Santa Cruz Operation's preliminary second-quarter results fall below Wall Street expectations. Weak European sales and increased R&D spending are blamed.

Unix vendor Santa Cruz Operation (SCOC) reported preliminary second quarter results today that fell below Wall Street expectations, citing weak European sales and increased R&D spending.

SCO expects to report earnings of 2 to 5 cents a share for the period ending March 31, compared with net profits of 8 cents a share a year earlier.

Wall Street had expected the company to post earnings of 13 cents a share, according to First Call.

Revenues, meanwhile, are anticipated to range between $53 million to $55 million for the quarter, up from $50.7 million a year earlier.

SCO plans to report its quarterly results on April 25.

The company said spending on Gemini, which consolidates its OpenServer and UnixWare platforms, and Tarantella, its client integration technology, was accelerated to bring the products to market faster and earn a competitive edge.

The company is currently undergoing companywide cuts to counter the increased costs of developing these new products.

Meanwhile, the company encountered weak sales in France and Germany. SCO receives more than half of its revenues from overseas sales.

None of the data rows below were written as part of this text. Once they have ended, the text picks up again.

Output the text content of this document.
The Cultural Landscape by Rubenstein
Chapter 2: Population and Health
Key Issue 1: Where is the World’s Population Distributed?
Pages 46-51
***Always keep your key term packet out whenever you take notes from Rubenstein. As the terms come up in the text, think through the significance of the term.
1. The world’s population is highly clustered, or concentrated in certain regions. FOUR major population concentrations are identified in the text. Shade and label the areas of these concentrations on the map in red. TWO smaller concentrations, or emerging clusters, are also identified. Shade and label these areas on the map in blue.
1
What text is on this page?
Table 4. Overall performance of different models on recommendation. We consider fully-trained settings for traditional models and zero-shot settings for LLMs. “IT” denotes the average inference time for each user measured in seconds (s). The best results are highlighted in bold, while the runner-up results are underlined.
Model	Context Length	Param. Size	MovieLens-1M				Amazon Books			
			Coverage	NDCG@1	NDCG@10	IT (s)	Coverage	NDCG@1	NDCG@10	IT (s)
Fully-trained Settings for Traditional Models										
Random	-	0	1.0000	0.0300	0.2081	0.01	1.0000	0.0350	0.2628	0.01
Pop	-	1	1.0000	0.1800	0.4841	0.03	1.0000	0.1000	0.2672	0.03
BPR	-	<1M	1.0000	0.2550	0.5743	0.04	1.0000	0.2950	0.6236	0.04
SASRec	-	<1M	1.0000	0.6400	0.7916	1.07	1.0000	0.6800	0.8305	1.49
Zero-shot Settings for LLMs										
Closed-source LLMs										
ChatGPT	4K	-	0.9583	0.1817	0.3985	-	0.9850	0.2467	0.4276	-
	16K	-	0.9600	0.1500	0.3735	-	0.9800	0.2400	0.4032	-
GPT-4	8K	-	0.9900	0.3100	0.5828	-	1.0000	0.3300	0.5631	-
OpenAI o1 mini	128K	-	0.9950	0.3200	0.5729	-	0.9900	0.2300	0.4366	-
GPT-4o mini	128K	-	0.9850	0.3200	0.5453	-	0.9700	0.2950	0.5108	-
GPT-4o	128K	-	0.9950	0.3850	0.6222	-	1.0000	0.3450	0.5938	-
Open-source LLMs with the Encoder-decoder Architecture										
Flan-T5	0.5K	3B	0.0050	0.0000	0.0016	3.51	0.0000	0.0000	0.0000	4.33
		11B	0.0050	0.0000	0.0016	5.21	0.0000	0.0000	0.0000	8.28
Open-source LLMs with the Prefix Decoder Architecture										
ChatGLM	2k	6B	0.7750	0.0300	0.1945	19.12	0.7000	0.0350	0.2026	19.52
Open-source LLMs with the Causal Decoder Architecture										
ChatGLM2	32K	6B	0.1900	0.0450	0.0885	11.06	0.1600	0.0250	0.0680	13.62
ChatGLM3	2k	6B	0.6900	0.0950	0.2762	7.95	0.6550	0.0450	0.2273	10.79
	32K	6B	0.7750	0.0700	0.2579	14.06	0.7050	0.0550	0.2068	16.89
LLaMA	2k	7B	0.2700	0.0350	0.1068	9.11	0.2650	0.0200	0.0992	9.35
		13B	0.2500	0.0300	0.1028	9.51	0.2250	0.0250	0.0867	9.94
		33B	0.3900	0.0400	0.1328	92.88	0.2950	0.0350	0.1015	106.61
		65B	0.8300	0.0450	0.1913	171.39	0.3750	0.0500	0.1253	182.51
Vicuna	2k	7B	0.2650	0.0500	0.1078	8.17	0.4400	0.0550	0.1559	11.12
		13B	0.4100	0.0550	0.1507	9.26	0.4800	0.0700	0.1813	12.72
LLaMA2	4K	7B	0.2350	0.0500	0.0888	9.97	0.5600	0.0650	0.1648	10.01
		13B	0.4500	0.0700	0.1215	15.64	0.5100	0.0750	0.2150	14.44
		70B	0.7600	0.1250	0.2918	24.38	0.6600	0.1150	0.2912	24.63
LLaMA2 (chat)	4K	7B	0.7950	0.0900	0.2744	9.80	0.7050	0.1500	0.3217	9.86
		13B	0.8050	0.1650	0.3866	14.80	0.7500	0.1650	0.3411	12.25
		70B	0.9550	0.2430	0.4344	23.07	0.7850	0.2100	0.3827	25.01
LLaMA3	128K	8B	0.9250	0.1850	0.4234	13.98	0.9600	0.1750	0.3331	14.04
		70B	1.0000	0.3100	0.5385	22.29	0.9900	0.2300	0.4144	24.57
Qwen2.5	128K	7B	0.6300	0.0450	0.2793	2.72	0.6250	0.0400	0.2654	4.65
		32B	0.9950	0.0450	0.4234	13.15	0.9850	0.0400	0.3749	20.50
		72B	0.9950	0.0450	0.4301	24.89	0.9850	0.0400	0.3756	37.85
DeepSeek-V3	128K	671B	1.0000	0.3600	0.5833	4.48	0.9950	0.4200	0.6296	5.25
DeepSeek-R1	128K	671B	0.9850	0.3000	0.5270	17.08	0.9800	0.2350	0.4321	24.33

"They're in a bit of a transition with their products and channels," Hambrecht & Quist analyst Christopher Galvin said.

He noted Unix software sales are having a tough time competing with the Windows NT operating system. Furthermore, the company is gearing up to roll out its new core systems product, Gemini, by the second half of the year, Galvin said.

In light of the announcement, Galvin said he will soon be lowering his estimates for earnings of 13 cents a share and revenues of $58 million for the quarter. It's too early to say where the new estimates will fall, he said.